I want this song tattooed on my face.
Robert Bunter: This early soul cover (Arthur Alexander waxed the original for Pat Boone's DOT label in 1962) offers yet more evidence for the "John Lennon is the greatest male vocalist in the history of rock and roll" case that many of us have been trying to make for years to an increasingly annoyed and rapidly shrinking group of disinterested friends and business associates. I want you to pull this up on your iTunes or CD player right now and cue up the word "DOOOOOOOOOOO" at 1:27. Go ahead, I'll wait.
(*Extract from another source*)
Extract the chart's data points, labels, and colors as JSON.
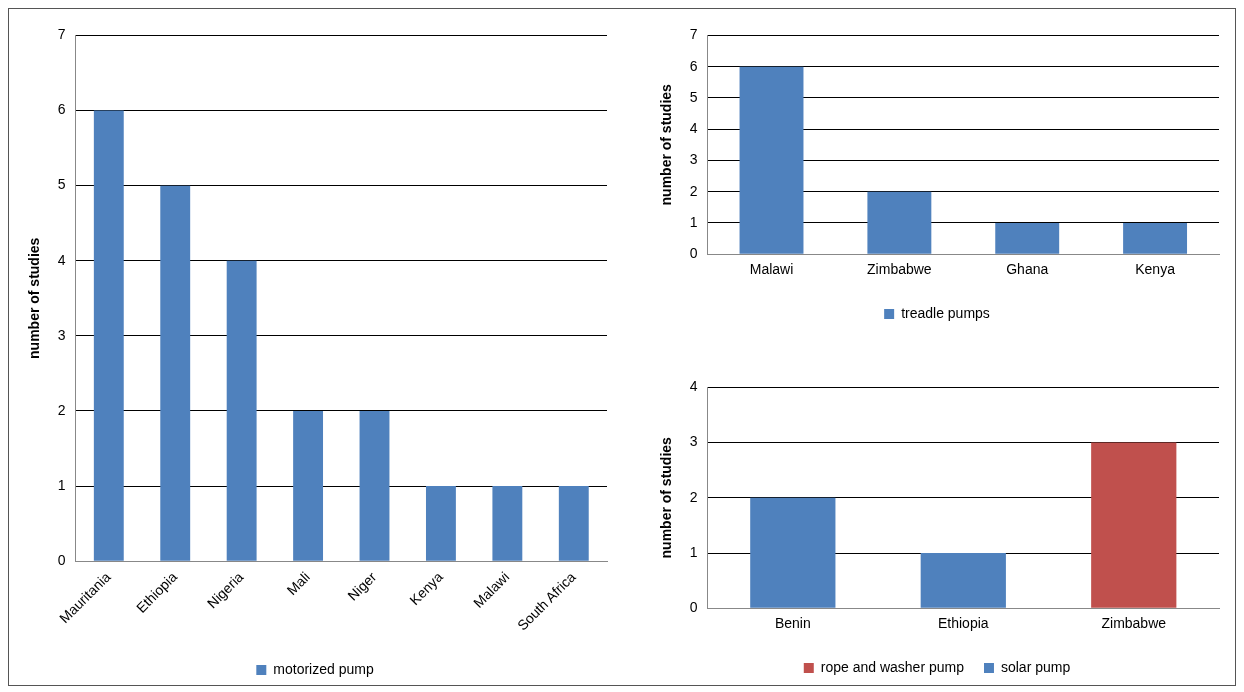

Richard Furnstein: (singing along) "Oh-oh-oh-oh-oh!"
Robert Bunter: How about that, eh? I haven't heard that much raw, unbridled animal passion since the last time I listened from outside the bedroom window ("No Reply"-style) as my wife made physical love to another man. To my wife, whose name is Anna, I say: go with him. Just leave me alone with
my Beatles bubblegum cards and my NM+ first-state sealed butcher cover which I purchased from Mark Lapidos at BeatleFest in 1974 for $301 and is now worth enough money to purchase the lawyer that you'll need after the judge hears the evidence which I recorded on my Brunell three-speed reel-to-reel.
I'm sorry, this has been a very personal post for me.
Richard Furnstein: I love the zombie backing vox on this one. George and Paul are drunk or sleepy (or BOTH!) and they clearly want to steer clear of John's romantic turmoil. The song doesn't fade because it shouldn't fade because the ending is damn perfect. I want this song tattooed on my face.